As part of the Vilfredo Pareto Research Seminar series, the International Economics Department at the Graduate Institute is pleased to invite you to a public talk given by Gianluca Benigno, Assistant Vice President and Function Head, International Research Function, at Federal Reserve Bank of New York.
He will present his paper The Global Financial Resource Curse, coauthored with Luca Fornaro and Martin Wolf.

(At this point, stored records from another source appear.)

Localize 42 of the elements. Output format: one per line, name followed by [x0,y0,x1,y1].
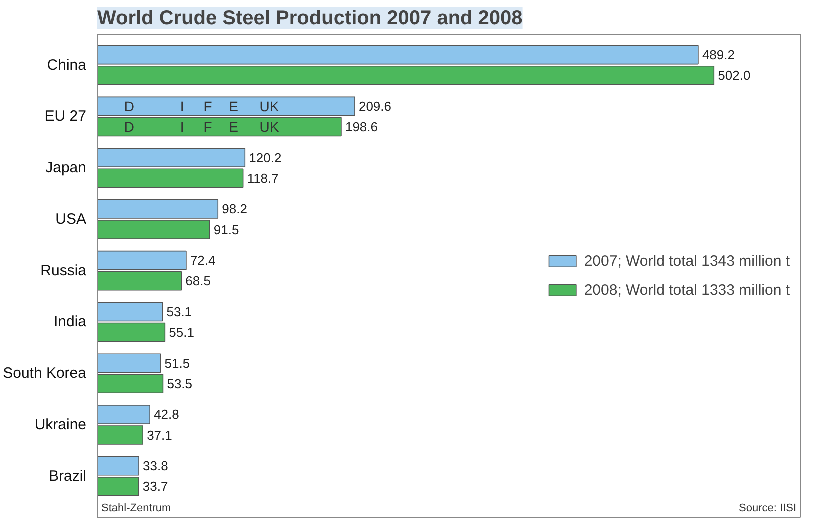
chart-title: World Crude Steel Production 2007 and 2008 [98,8,523,30]
legend-label: 2008; World total 1333 million t [584,282,790,298]
annotation: D [124,118,135,135]
y-tick-label: USA [56,210,86,228]
text: I [180,98,184,114]
text: UK [260,98,280,114]
data-label: 68.5 [186,274,211,289]
data-label: 53.5 [167,376,193,392]
legend-label: 2007; World total 1343 million t [584,252,790,270]
y-tick-label: South Korea [3,365,88,382]
y-tick-label: China [47,56,88,74]
annotation: F [204,118,212,135]
data-label: 37.1 [147,428,172,443]
data-label: 72.4 [190,253,216,268]
y-tick-label: Brazil [48,468,87,485]
y-tick-label: EU 27 [44,108,87,126]
annotation: I [180,118,184,135]
data-label: 53.1 [166,304,192,320]
annotation: Stahl-Zentrum [102,502,172,514]
y-tick-label: Russia [40,262,88,280]
text: F [204,98,212,114]
data-label: 33.7 [142,479,168,494]
data-label: 91.5 [214,222,240,238]
data-label: 33.8 [143,458,168,474]
data-label: 209.6 [358,98,392,114]
data-label: 502.0 [718,68,751,84]
data-label: 120.2 [249,150,282,166]
text: D [124,98,135,114]
data-label: 489.2 [702,48,735,63]
data-label: 51.5 [164,356,190,371]
y-tick-label: Japan [46,160,87,177]
annotation: UK [260,118,280,135]
data-label: 42.8 [154,407,180,422]
data-label: 55.1 [169,325,194,340]
y-tick-label: India [54,314,88,331]
data-label: 198.6 [345,119,378,134]
source-note: Source: IISI [739,502,797,514]
y-tick-label: Ukraine [34,416,86,434]
annotation: E [229,118,239,135]
text: E [229,98,239,114]
data-label: 98.2 [222,202,248,217]
data-label: 118.7 [247,170,279,186]
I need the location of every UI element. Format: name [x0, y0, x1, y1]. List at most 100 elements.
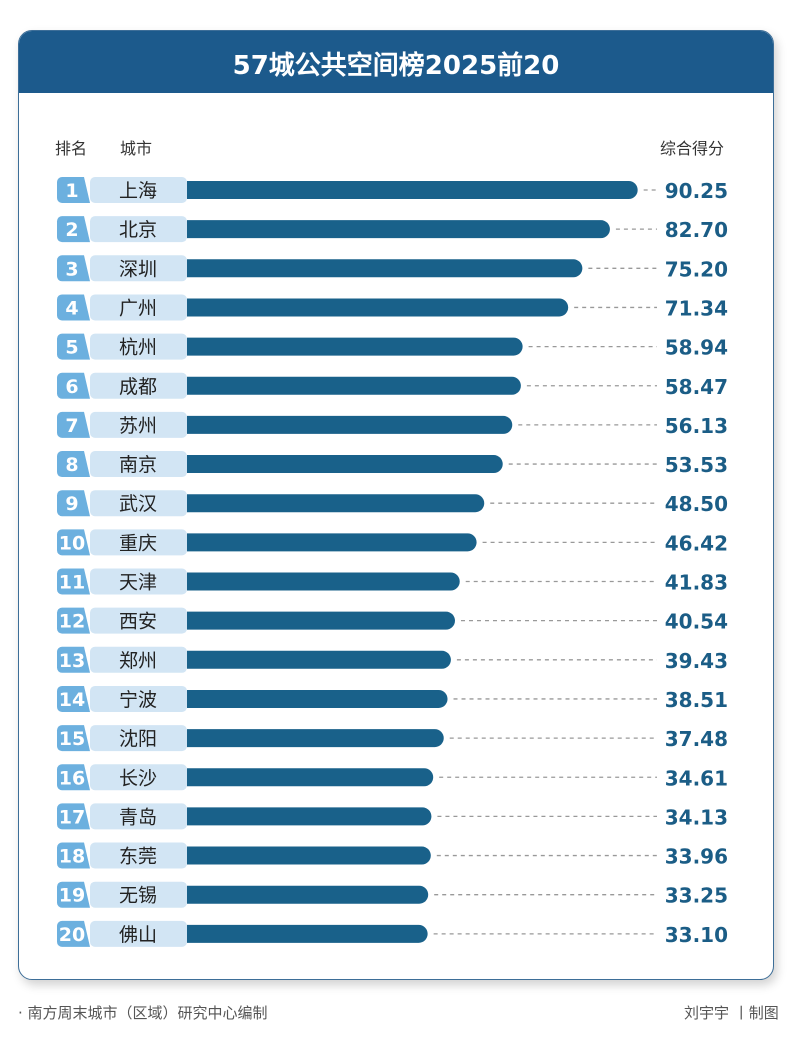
bar	[187, 376, 521, 395]
bar	[187, 337, 523, 356]
bar	[187, 885, 429, 904]
rank-box	[57, 333, 90, 360]
value-label: 34.61	[665, 766, 728, 790]
rank-box	[57, 568, 90, 595]
value-label: 37.48	[665, 727, 728, 751]
city-label: 西安	[119, 611, 157, 633]
bar	[187, 298, 569, 317]
rank-label: 1	[65, 180, 78, 202]
rank-label: 9	[65, 493, 78, 515]
bar	[187, 455, 503, 474]
chart-title: 57城公共空间榜2025前20	[232, 51, 560, 81]
city-label: 杭州	[119, 337, 157, 359]
value-label: 58.47	[665, 375, 728, 399]
city-label: 东莞	[119, 846, 157, 868]
rank-label: 14	[59, 689, 85, 711]
bar	[187, 846, 431, 865]
rank-box	[57, 411, 90, 438]
rank-box	[57, 725, 90, 752]
rank-box	[57, 177, 90, 203]
rank-box	[57, 216, 90, 243]
city-label: 重庆	[119, 532, 157, 554]
rank-label: 8	[65, 454, 78, 476]
rank-box	[57, 920, 90, 947]
bar	[187, 611, 455, 630]
rank-box	[57, 451, 90, 478]
banner-curve	[19, 93, 773, 113]
rank-label: 11	[59, 572, 85, 594]
bar	[187, 650, 451, 669]
city-box	[90, 216, 187, 243]
city-box	[90, 607, 187, 634]
rank-label: 6	[65, 376, 78, 398]
bar	[187, 572, 460, 591]
city-box	[90, 568, 187, 595]
city-box	[90, 451, 187, 478]
rank-box	[57, 685, 90, 712]
city-label: 南京	[119, 454, 157, 476]
value-label: 71.34	[665, 296, 728, 320]
city-label: 北京	[119, 219, 157, 241]
city-box	[90, 490, 187, 517]
value-label: 41.83	[665, 571, 728, 595]
rank-label: 12	[59, 611, 85, 633]
rank-box	[57, 803, 90, 830]
rank-box	[57, 842, 90, 869]
bar	[187, 181, 638, 199]
rank-label: 15	[59, 728, 85, 750]
bar	[187, 220, 610, 239]
bar	[187, 729, 444, 748]
city-box	[90, 646, 187, 673]
city-label: 广州	[119, 297, 157, 319]
rank-box	[57, 529, 90, 556]
value-label: 33.96	[665, 845, 728, 869]
value-label: 34.13	[665, 805, 728, 829]
city-box	[90, 764, 187, 791]
city-label: 苏州	[119, 415, 157, 437]
source-note: · 南方周末城市（区域）研究中心编制	[18, 1004, 268, 1022]
city-box	[90, 803, 187, 830]
column-header-score: 综合得分	[660, 139, 725, 158]
author-credit: 刘宇宇 丨制图	[684, 1004, 779, 1022]
city-box	[90, 372, 187, 399]
rank-box	[57, 255, 90, 282]
column-header-rank: 排名	[55, 139, 88, 158]
city-label: 上海	[119, 180, 157, 202]
city-box	[90, 725, 187, 752]
value-label: 75.20	[665, 257, 728, 281]
city-label: 沈阳	[119, 728, 157, 750]
bar	[187, 533, 477, 552]
bar	[187, 924, 428, 943]
rank-box	[57, 646, 90, 673]
city-label: 成都	[119, 376, 157, 398]
bar	[187, 807, 432, 826]
rank-label: 5	[65, 337, 78, 359]
rank-label: 10	[59, 532, 85, 554]
bar	[187, 768, 434, 787]
city-box	[90, 881, 187, 908]
city-label: 佛山	[119, 924, 157, 946]
city-label: 无锡	[119, 885, 157, 907]
city-box	[90, 294, 187, 321]
city-label: 郑州	[119, 650, 157, 672]
city-box	[90, 177, 187, 203]
bar	[187, 259, 583, 278]
city-box	[90, 411, 187, 438]
value-label: 33.10	[665, 923, 728, 947]
value-label: 53.53	[665, 453, 728, 477]
rank-label: 3	[65, 258, 78, 280]
city-box	[90, 920, 187, 947]
city-label: 青岛	[119, 806, 157, 828]
value-label: 58.94	[665, 336, 728, 360]
title-banner: 57城公共空间榜2025前20	[19, 31, 773, 93]
value-label: 48.50	[665, 492, 728, 516]
city-label: 深圳	[119, 258, 157, 280]
city-box	[90, 842, 187, 869]
bar	[187, 494, 485, 513]
rank-label: 20	[59, 924, 85, 946]
value-label: 33.25	[665, 884, 728, 908]
value-label: 39.43	[665, 649, 728, 673]
city-label: 宁波	[119, 689, 157, 711]
rank-label: 17	[59, 806, 85, 828]
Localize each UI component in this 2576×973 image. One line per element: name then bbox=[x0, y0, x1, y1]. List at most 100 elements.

Abstract: Since the late 1990s, the United States has received large capital flows from developing countries - a phenomenon known as the global saving glut - and experienced a productivity growth slowdown. Motivated by these facts, we provide a model connecting international financial integration and global productivity growth. The key feature is that the tradable sector is the engine of growth of the economy. Capital flows from developing countries to the United States boost demand for U.S. non-tradable goods, inducing a reallocation of U.S. economic activity from the tradable sector to the non-tradable one. In turn, lower profits in the tradable sector lead firms to cut back investment in innovation. Since innovation in the United States determines the evolution of the world technological frontier, the result is a drop in global productivity growth. This effect, which we dub the global financial resource curse, can help explain why the global saving glut has been accompanied by a slowdown in investment and growth.
About the author
Gianluca Benigno gained his PhD in International Macroeconomics from the University of California, Berkeley. He has published extensively on exchange rate economics, international monetary policy cooperation, monetary, macroprudential and fiscal policies, and more recently on secular stagnation. He is currently on leave from the department of Economics at the London School of Economics. Before joining the London School of Economics, Benigno worked at the Bank of England from 2000 to 2002. He has then held several consulting positions at Bank of England, IMF, and the Inter-American Development Bank. He visited the Bank of England as a Houblon-Norman-George Fellow, Federal Reserve Bank of New York as a senior economist in 2007-2008 and the European Central Bank in April and May 2013 as a W. Duisenberg fellow.